The University of London said the injunction was the “last straw” to stem what it said had been “a campaign of aggression and intimidation”.
Students at the university had staged a sit-in - in part to protest at losing their facilities and in part to protest at what they consider to be moves across the country to “privatise” university support services.
The university says its students do not need an umbrella students’ union for the entire university as each college has its own.
Violent clashes began on Wednesday between police and students after students had occupied part of the university’s headquarters.
Video footage shown on BBC regional TV news appeared to show one student falling to the ground after being pushed in the face by a police. Students claimed he had been punched.
Protesters then barricaded the vice-chancellor’s and other offices, claiming that peaceful demonstrations had had little effect.
As a result, 36 students were arrested on Thursday - with two accused of assaulting the police and the rest for breach of the peace or affray as scuffles broke out between the two sides.
The protest was one of a number organised by students during the past week. At Sussex University in Brighton, where catering facilities are being sourced out to a private contractor, five students are facing disciplinary action, accused of being involved in organising “repeated serious disruption” through occupations. The five have been suspended from campus and excluded from their courses.
The University of London injunction states that “students have no right to conduct a ‘sit-in’ or take possession of any areas of the campus. It was granted on Thursday and covers the university’s headquarters at Senate House, the University of London Union offices, the Warberg Institute, Brunei Gallery and main buildings of neighbouring Birkbeck College and the School of Oriental and African Studies.
It adds that the students’ protest “has involved senior members of the university staff, including the Vice-Chancellor, being prevented from leaving their offices”.
“There has therefore been both a serious incursion upon university property and a serious interference with liberty and freedom of senior university personnel.”
A spokesman for the university added: “We regard the injunction as a regrettable but necessary step to prevent further occupations of Senate House and other university buildings in Bloomsbury.
“Wednesday’s incursion was the last straw in a series of aggressive and intimidatory acts by student protesters over the past year which have seen our staff threatened, abused and in some cases injured.”
Speaking after the Wednesday protest had led to the video depicting a student shoved to the ground by the police and the disciplinary action against the Sussex students, Rachel Wenstone, vice-president of the NUS, said: “We were absolutely appalled by the handling of student protesters we have seen in both Sussex and London in recent days.
“Peaceful protest and occupation is part of the history of the student movement and one we are very proud of. They are legitimate tactics, enshrined in our right to protest and are available to students when there is no other way to get their voices heard.”

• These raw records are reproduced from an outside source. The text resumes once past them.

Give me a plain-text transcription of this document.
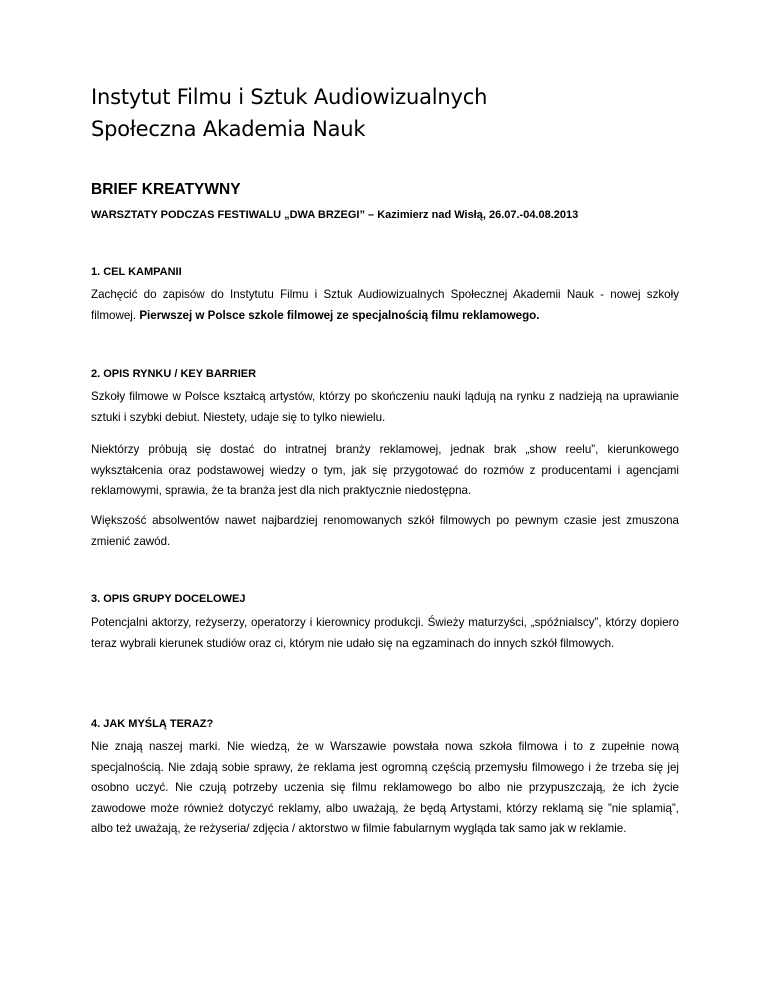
Instytut Filmu i Sztuk Audiowizualnych

Społeczna Akademia Nauk

BRIEF KREATYWNY

WARSZTATY PODCZAS FESTIWALU „DWA BRZEGI” – Kazimierz nad Wisłą, 26.07.-04.08.2013

1. CEL KAMPANII

Zachęcić do zapisów do Instytutu Filmu i Sztuk Audiowizualnych Społecznej Akademii Nauk - nowej szkoły filmowej. Pierwszej w Polsce szkole filmowej ze specjalnością filmu reklamowego.

2. OPIS RYNKU / KEY BARRIER

Szkoły filmowe w Polsce kształcą artystów, którzy po skończeniu nauki lądują na rynku z nadzieją na uprawianie sztuki i szybki debiut. Niestety, udaje się to tylko niewielu.

Niektórzy próbują się dostać do intratnej branży reklamowej, jednak brak „show reelu”, kierunkowego wykształcenia oraz podstawowej wiedzy o tym, jak się przygotować do rozmów z producentami i agencjami reklamowymi, sprawia, że ta branża jest dla nich praktycznie niedostępna.

Większość absolwentów nawet najbardziej renomowanych szkół filmowych po pewnym czasie jest zmuszona zmienić zawód.

3. OPIS GRUPY DOCELOWEJ

Potencjalni aktorzy, reżyserzy, operatorzy i kierownicy produkcji. Świeży maturzyści, „spóźnialscy”, którzy dopiero teraz wybrali kierunek studiów oraz ci, którym nie udało się na egzaminach do innych szkół filmowych.

4. JAK MYŚLĄ TERAZ?

Nie znają naszej marki. Nie wiedzą, że w Warszawie powstała nowa szkoła filmowa i to z zupełnie nową specjalnością. Nie zdają sobie sprawy, że reklama jest ogromną częścią przemysłu filmowego i że trzeba się jej osobno uczyć. Nie czują potrzeby uczenia się filmu reklamowego bo albo nie przypuszczają, że ich życie zawodowe może również dotyczyć reklamy, albo uważają, że będą Artystami, którzy reklamą się ”nie splamią”, albo też uważają, że reżyseria/ zdjęcia / aktorstwo w filmie fabularnym wygląda tak samo jak w reklamie.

A statement from the Metropolitan Police said three officers had suffered minor injuries during the clashes on Thursday when between 200 and 300 people had gathered to protest in Malet Street.
"Some of the group were covering their faces, others carrying home made shields,” it added.
On the previous day, it said a 25-year-old man had been charged with assault following the sit-in, a 20-year-old man was arrested for obstructing police and three other men bailed to return in the New Year on charges of causing danger to users of the highway.